Monday, June 14, 2010

Slip n Slide

We have been trying to beat the heat with our crab pool, sprinklers, and new last week, a cheap slip n slide from the dollar store. Pla Shee (9 year old Karen refugee) has been staying with us, and has been a very tolerant photo subject for us as we experiment with our fancy new digital SLR camera. A few pics from the literally thousands we took:

Friday, June 11, 2010

Kai's first haircut

These are the reasons we recently shaved our almost 10 month old son's head, in order of importance:
1) to be culturally relevant.  In most Asian and Pacific Island cultures (including Marshallese, Kai's ethnic background, and Karen, who we spend most of our time with), it is customary to shave an infant's head during their first year.  Some say it is for good luck, others say it promotes a thicker, healthier head of hair.  Mostly it seems it is just because it is a tradition.  So we did it.

2) his curls were a little crazy, and though we absolutely had no problem with strangers telling us what a cute little girl we had, we figured at some point he would probably need to at least have most of his hair the same length.  We figured if we had to cut off the curls anyway, might as well cut it all off.  So we did it.

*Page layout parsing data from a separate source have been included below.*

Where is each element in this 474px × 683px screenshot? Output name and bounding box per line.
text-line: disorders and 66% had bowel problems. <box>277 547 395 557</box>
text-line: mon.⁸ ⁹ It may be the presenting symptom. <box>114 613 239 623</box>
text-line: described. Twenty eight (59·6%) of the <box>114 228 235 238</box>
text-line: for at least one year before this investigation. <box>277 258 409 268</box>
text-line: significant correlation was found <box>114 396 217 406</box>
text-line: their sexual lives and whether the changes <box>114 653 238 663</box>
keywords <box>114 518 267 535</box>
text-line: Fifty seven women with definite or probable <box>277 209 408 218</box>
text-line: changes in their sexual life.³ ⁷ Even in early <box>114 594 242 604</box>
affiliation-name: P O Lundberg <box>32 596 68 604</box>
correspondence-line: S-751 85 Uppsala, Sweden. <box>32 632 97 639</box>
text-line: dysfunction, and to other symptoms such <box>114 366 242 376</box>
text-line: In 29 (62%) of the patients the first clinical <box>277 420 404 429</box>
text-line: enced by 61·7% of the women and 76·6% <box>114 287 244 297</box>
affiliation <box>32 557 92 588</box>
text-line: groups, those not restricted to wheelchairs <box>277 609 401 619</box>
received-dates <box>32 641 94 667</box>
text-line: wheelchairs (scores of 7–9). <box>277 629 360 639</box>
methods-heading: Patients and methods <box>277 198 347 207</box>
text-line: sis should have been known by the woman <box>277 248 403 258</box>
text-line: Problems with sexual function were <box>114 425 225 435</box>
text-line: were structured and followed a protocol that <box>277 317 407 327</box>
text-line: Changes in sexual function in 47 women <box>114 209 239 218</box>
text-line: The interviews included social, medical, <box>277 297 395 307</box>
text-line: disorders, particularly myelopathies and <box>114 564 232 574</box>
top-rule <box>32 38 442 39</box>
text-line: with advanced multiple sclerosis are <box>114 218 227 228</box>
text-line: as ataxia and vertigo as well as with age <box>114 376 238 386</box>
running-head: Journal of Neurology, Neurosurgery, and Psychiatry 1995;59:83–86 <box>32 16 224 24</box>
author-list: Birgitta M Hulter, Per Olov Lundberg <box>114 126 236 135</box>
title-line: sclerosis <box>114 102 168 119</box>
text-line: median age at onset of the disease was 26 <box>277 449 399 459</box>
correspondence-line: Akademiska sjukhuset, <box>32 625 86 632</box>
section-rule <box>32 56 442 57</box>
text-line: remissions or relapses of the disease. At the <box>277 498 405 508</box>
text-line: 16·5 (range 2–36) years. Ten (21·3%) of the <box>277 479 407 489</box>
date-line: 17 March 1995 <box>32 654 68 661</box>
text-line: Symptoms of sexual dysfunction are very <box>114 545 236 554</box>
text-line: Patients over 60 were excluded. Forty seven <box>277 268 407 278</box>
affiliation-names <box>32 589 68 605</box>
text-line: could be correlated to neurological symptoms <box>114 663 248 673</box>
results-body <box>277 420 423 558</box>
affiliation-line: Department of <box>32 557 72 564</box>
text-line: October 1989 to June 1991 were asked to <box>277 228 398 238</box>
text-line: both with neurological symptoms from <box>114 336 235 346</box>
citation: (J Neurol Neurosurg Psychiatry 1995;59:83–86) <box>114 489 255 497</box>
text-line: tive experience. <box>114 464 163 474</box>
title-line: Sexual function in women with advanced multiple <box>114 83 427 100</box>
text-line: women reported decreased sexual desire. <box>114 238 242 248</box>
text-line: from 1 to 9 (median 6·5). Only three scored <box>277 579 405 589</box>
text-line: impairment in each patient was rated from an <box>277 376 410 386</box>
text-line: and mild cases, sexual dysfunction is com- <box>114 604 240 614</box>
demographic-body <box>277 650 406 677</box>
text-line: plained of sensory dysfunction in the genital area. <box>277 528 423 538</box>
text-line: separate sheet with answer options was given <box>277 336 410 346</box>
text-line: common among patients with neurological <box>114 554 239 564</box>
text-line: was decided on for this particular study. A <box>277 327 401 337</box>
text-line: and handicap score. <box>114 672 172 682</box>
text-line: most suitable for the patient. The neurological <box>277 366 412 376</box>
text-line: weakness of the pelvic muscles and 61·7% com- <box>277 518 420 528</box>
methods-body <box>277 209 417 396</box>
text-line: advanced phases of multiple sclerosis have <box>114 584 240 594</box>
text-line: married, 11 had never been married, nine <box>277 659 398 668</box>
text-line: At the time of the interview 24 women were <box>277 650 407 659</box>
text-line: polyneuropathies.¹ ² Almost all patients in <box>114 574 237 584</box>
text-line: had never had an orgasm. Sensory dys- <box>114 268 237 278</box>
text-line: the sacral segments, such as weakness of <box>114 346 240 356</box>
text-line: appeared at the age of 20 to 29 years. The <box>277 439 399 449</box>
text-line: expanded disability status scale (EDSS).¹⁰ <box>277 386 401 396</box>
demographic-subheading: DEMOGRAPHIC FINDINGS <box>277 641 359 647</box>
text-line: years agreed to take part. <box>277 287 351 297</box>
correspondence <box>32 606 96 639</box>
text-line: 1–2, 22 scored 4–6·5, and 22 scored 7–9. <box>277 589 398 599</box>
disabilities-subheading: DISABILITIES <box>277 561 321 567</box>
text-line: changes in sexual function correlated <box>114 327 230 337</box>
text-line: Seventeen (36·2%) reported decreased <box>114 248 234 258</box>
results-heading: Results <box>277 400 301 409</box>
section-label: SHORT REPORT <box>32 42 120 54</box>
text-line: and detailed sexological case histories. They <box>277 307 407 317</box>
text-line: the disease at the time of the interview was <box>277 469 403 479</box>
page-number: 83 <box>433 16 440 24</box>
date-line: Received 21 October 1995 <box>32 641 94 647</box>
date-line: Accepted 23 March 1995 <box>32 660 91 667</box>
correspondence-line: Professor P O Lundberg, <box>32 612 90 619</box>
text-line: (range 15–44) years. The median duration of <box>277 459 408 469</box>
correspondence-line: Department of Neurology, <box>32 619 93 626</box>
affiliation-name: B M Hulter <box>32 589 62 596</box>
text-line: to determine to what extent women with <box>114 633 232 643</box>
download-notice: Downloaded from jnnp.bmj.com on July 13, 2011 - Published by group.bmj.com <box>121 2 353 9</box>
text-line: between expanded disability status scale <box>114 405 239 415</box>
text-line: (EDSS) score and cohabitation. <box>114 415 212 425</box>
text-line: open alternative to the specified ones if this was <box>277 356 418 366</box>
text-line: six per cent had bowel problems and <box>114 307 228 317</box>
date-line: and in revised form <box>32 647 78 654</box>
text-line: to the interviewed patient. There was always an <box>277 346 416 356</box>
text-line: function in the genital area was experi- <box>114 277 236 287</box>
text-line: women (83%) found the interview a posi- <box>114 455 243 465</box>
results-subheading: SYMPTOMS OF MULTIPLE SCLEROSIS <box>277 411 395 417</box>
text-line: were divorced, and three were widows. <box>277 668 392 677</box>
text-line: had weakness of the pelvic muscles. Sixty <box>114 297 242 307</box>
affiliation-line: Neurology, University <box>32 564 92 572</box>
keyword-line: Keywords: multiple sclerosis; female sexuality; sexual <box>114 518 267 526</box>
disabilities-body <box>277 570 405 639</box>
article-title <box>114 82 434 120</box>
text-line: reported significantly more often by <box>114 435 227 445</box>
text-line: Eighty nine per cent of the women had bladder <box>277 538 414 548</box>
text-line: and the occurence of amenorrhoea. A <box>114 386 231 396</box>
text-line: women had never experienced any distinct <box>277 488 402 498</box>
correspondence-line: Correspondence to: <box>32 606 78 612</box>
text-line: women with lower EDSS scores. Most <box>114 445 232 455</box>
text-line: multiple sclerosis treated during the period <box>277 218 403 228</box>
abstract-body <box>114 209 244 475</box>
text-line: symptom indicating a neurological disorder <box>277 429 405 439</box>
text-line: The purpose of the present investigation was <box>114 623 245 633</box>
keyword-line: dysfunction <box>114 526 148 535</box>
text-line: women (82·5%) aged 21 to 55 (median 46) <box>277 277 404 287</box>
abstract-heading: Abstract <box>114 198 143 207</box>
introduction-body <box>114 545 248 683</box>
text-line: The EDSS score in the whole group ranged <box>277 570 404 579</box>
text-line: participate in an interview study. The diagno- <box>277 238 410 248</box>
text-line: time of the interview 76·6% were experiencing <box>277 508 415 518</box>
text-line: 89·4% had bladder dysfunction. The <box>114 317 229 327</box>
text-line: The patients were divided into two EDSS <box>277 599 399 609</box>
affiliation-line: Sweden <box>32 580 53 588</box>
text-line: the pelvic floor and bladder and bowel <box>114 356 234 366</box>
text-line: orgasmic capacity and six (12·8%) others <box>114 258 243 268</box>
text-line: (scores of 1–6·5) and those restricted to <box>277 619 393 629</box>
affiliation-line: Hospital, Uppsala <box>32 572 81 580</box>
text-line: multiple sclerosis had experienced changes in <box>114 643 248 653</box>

3) it's really hot in Texas.  Having no hair naturally helps keep him cooler in 100+ degree heat.  So we did it.

4) it will grow back.  We're sure of it.  It's just hair.  So we did it. 

And he's still super cute.  :)

Bee Crisis

If you've read our blog for a while, you know that we got bees a couple of years ago (  They've been for the most part a pretty ho-hum part of our farm life.  They're very easy to take care of, and mostly we forget they're around until I remember every so often that we should not have to buy honey at the store, and convince Aaron to suit up and retrieve some honey so I can have some biscuits with honey.  For those of you who eat biscuits with jelly instead of honey, you're seriously missing out.

Anyway, Tuesday was the big day to tackle the honey problem.  Pu Lue (our Karen refugee friend and a wonderful carpenter) and his 9 year old son Pla Shee have been staying with us for a while during the week, so Aaron thought it would be fun for them to get in on the action too.  Here the three of them are all suited up:

This picture was taken about 5 minutes before the first bee sting happened.  One thing we've learned about bees is that once you're stung once, it's like the dam has been broken and you're bound to get stung again until you cry uncle.  Aaron, being oh so brave, decided to keep at it.  Four stings later, he'd had enough and decided to call it quits.  Unfortunately this time the bees gave him a run for his money.  For some reason, he developed an allergy to the bee stings for the first time in his life and his entire body broke into hives and began to swell almost immediately.  It was CRAZY!

We headed to the ER where they immediately started an IV and pumped Benedryl, steroids of some sort, and various other drugs that made him loopy into his system.  We ended up getting home around 1 am once the drs and nurses were convinced that he was on the mend and would not have a permanent "pillow hand."

I took this picture of him about 30 minutes after the bee stings.  I can't even recognize him!  For comparison, Aaron normally looks like the photo below this one.  Wierd, huh?

In all of the craziness, Bear (aka Kai) got his first bee sting, right on the noggin.  He took it in stride, though, and decided it wasn't too painful once he was able to munch on one of his coconut cookies (his favorite).